Un coût massif, des règles disparates
Le mécanisme de pension de réversion — qui attribue une partie de la pension du défunt à son conjoint survivant — pèse lourd dans les comptes de la protection sociale. En 2024, ces prestations s'élèvent à environ 39 milliards d'euros par an et bénéficient à quelque 4,4 millions de personnes. Elles représentent près de 9,9 % des dépenses totales de retraite.
Des bénéficiaires très majoritairement féminins
La distribution de ces sommes montre une forte inégalité de genre : 87,3 % des titulaires sont des femmes, qui perçoivent environ 91,5 % des montants versés.

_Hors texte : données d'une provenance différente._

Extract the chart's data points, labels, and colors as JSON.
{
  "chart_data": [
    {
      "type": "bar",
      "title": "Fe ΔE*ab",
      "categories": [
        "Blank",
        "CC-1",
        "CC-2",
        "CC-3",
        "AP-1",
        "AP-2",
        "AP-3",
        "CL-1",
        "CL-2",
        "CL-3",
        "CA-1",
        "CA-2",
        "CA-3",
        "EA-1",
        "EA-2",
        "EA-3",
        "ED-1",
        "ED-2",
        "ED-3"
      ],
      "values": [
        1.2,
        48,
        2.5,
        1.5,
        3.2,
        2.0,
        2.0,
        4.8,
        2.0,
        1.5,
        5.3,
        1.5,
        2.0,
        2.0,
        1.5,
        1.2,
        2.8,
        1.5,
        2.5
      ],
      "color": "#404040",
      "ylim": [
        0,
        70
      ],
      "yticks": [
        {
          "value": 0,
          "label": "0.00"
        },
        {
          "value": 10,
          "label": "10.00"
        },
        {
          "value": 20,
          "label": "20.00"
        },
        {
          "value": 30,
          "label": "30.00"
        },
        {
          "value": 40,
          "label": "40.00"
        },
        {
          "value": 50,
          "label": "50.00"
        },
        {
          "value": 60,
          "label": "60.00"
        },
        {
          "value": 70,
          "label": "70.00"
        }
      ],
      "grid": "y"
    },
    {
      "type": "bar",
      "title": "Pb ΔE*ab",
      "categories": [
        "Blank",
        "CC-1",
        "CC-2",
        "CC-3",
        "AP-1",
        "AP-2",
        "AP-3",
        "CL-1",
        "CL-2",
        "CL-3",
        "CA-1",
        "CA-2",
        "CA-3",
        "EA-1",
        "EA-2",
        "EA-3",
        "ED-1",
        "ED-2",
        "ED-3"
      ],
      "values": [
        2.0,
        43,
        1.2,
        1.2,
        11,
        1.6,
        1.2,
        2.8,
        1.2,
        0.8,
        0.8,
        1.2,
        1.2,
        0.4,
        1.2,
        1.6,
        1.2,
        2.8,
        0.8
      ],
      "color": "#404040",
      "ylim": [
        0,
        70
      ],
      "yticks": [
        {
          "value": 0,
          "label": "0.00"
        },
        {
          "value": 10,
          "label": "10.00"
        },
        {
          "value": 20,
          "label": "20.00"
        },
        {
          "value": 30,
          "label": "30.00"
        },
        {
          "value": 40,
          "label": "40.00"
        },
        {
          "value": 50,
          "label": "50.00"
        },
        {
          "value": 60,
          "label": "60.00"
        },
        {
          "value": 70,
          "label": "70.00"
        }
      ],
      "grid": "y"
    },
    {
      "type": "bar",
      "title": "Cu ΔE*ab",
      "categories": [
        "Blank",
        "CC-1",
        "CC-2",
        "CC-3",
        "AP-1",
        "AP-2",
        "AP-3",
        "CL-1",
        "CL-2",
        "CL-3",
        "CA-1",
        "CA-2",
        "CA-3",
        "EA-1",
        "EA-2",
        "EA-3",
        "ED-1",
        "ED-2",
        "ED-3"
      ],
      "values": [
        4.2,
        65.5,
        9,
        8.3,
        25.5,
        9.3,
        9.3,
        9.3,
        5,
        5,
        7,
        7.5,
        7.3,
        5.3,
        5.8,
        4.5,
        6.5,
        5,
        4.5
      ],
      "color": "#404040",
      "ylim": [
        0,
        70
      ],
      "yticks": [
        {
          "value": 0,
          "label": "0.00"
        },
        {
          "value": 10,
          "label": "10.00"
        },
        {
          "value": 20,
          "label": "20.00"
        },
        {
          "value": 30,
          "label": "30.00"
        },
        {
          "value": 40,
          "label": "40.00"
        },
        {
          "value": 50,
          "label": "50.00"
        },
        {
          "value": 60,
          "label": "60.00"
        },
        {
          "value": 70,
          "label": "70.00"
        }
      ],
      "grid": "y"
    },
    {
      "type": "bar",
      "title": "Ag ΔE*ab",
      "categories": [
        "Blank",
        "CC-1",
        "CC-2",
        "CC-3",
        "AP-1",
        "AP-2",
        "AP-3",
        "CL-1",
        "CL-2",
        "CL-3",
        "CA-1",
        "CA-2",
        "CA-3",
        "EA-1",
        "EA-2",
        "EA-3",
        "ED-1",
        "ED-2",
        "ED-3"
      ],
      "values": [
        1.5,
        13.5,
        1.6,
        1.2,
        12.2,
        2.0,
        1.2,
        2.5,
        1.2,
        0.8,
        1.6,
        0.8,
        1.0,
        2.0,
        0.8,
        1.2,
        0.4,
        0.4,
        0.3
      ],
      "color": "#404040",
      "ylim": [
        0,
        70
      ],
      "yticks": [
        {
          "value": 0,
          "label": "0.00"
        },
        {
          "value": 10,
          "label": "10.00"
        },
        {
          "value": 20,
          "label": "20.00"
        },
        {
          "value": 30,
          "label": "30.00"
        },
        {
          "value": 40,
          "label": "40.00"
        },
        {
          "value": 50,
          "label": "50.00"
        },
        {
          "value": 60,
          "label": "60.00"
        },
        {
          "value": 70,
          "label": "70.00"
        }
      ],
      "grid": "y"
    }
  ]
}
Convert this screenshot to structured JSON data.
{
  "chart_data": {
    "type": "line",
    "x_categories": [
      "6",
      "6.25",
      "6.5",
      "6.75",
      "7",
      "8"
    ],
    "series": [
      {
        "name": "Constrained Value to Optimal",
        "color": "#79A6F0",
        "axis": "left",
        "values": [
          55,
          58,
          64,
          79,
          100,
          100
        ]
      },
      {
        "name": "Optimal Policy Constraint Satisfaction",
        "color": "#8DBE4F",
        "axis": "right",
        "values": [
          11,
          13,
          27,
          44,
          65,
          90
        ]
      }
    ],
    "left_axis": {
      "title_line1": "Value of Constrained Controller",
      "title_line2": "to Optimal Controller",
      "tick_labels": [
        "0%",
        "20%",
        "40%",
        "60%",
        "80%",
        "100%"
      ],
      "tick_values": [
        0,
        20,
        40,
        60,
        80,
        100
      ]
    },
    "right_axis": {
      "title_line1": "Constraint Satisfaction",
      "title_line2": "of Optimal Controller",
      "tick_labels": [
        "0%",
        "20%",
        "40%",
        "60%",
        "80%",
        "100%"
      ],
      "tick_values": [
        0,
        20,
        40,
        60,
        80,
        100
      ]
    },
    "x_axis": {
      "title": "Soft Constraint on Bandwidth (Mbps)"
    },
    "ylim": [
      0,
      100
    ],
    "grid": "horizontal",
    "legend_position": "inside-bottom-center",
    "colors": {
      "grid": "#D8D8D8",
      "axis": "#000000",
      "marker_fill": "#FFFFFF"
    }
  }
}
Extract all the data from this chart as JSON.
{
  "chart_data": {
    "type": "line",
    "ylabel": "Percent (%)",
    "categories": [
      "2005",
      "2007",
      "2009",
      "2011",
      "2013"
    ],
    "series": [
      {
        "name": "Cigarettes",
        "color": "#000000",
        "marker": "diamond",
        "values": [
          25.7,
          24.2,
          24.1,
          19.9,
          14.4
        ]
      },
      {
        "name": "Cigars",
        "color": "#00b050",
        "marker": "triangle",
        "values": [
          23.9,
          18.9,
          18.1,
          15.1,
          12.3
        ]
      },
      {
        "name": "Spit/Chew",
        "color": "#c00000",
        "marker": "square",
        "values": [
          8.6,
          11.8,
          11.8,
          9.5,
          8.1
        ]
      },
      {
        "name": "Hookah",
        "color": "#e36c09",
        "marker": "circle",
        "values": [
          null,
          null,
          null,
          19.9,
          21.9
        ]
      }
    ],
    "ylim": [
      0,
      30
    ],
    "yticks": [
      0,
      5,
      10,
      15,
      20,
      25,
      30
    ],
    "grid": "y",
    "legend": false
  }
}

Ce déséquilibre tient en grande partie à des facteurs démographiques — espérance de vie plus longue et fréquence plus élevée du veuvage — mais il interroge aussi la manière dont le dispositif compense (ou non) les carrières incomplètes et les inégalités salariales.
Des règles très hétérogènes selon les régimes
Le fonctionnement concret varie sensiblement d'un régime à l'autre. Par exemple, dans le régime général la reversion est en principe soumise à un âge minimum (environ 55 ans) et à des conditions de ressources. À l'inverse, certains régimes, comme la fonction publique, n'appliquent pas de condition de ressources, ce qui produit des écarts importants de traitement entre bénéficiaires selon leur statut professionnel.
Conséquences budgétaires et politiques
Alors que les gouvernements successifs ont concentré leurs réformes sur l'âge de départ, la durée d'assurance et l'indexation des pensions, la reversion a peu fait l'objet d'ajustements structurels. Or, un poste de près de 40 milliards par an constitue un levier important pour les finances publiques et mérite une réflexion éclairée sur sa cible sociale, son coût et sa pérennité.
- Montant annuel : 39 milliards d'euros (2024).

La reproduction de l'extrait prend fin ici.